These lambs haven’t started to produce wool yet, but at least some of the characteristics of what they will produce have already been “programmed”.
Have their mothers done the right thing by them?

Dr Janelle Hocking Edwards

How much of the wool production of a sheep is determined by what its mother ate when she was pregnant? Does a tough year for pregnant ewes mean that that year’s lamb crop will be permanently handicapped? If so, in what ways? Wool biologists are piecing together the answers to these important questions and Dr Janelle Hocking Edwards CRC lecturer at the University of Western Australia summarises the latest information.

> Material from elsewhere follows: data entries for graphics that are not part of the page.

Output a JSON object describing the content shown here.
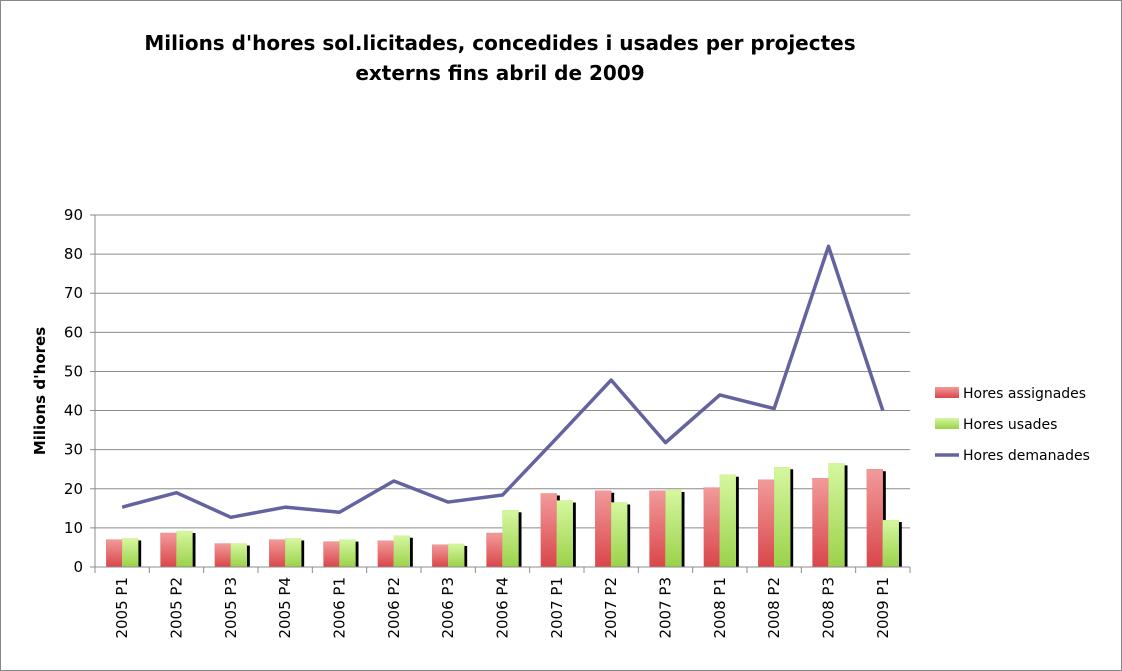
{
  "chart_data": {
    "type": "bar",
    "title": "Milions d'hores sol.licitades, concedides i usades per projectes externs fins abril de 2009",
    "y_label": "Milions d'hores",
    "categories": [
      "2005 P1",
      "2005 P2",
      "2005 P3",
      "2005 P4",
      "2006 P1",
      "2006 P2",
      "2006 P3",
      "2006 P4",
      "2007 P1",
      "2007 P2",
      "2007 P3",
      "2008 P1",
      "2008 P2",
      "2008 P3",
      "2009 P1"
    ],
    "series": [
      {
        "name": "Hores assignades",
        "type": "bar",
        "color": "#e8686a",
        "values": [
          7,
          8.7,
          6,
          7,
          6.5,
          6.7,
          5.7,
          8.7,
          18.8,
          19.5,
          19.5,
          20.3,
          22.3,
          22.7,
          25
        ]
      },
      {
        "name": "Hores usades",
        "type": "bar",
        "color": "#b6e86a",
        "values": [
          7.3,
          9.2,
          6,
          7.3,
          7,
          8,
          5.9,
          14.5,
          17,
          16.5,
          19.7,
          23.6,
          25.5,
          26.5,
          12
        ]
      },
      {
        "name": "Hores demanades",
        "type": "line",
        "color": "#64639f",
        "values": [
          15.3,
          19,
          12.7,
          15.3,
          14,
          22,
          16.6,
          18.4,
          33,
          47.8,
          31.8,
          44,
          40.5,
          82,
          40
        ]
      }
    ],
    "ylim": [
      0,
      90
    ],
    "yticks": [
      0,
      10,
      20,
      30,
      40,
      50,
      60,
      70,
      80,
      90
    ],
    "grid": true,
    "legend": "right"
  }
}
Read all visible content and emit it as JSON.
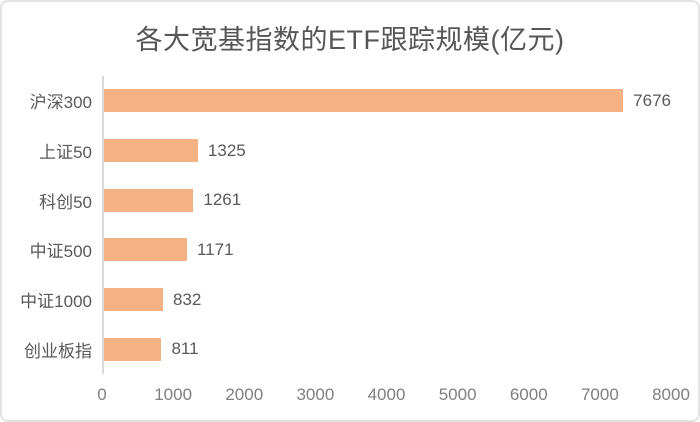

We all know that the type of wool that any sheep produces is mainly determined by the number and function of the follicles in its skin. These, in turn, are determined by the genetics of the sheep and this is decided when the sperm meets the egg and the embryo is formed. So the potential for wool production is set for life but how much can we affect the animal’s capacity to reach its potential?

In fact, it is very difficult to alter the number of wool follicles in a sheep after birth. But, it is possible to depress the actual number of follicles in a sheep by underfeeding its mother during her pregnancy. If ewes are underfed during pregnancy, particularly during the last 6-8 weeks, the number of follicles that become functional is depressed and this can affect the wool producing ability of the sheep for the rest of its life. In most cases, offspring from ewes that lose weight during pregnancy produce less wool and the wool is broader than that from offspring of ewes that maintain weight during pregnancy.

How does this happen? We know that feeding ewes below their maintenance requirements in the last 6 to 8 weeks of pregnancy decreases the number of secondary follicles that are present at birth in their lambs. As no new follicles are initiated after birth these lambs will always have fewer secondary follicles and this affects the type of wool that they produce. Not only is there less wool but the follicles that are there tend to produce broader wool. Because of these two effects, the animal is producing wool that is below its genetic potential. If sheep are to produce wool of a quality and quantity that meets their genetic potential we need them to develop almost all of their potential follicle population in the foetus. Surprisingly, little work has been undertaken on the best way to do this. The problem is that we don’t really know what happens to the follicles that fail to develop. For example, are follicles initiated in the foetus but then fail to mature and produce a fibre if conditions are not right for them, or is it simply that fewer follicles are initiated. From work that I was involved with in New Zealand, it seems that follicles do initiate but then fail to go on with the job. I am now working within the CRC to see if Australian Merinos react in the same way as New Zealand Merinos.

As part of the same program, I am looking at ways to optimise feeding strategies to enable the animals to produce follicles to their genetic potential. Most previous work compared underfed ewes with ewes fed to maintenance. However, we do not know whether a diet that maintains the weight of the ewe is sufficient to initiate the maximum number of follicles in her foetus. So we are comparing a much wider range of feeding strategies than have been tried in the past to help the animal produce the best quality wool that its genetics will allow. The significance of this work lies in the fact that the shortfall in wool quality and quantity that shows up at birth as a result of inadequate feeding is compounded for the rest of the life of the animal.. It is one thing to be aware of this, but another to do something sensible about it. That is why we believe the work to be important.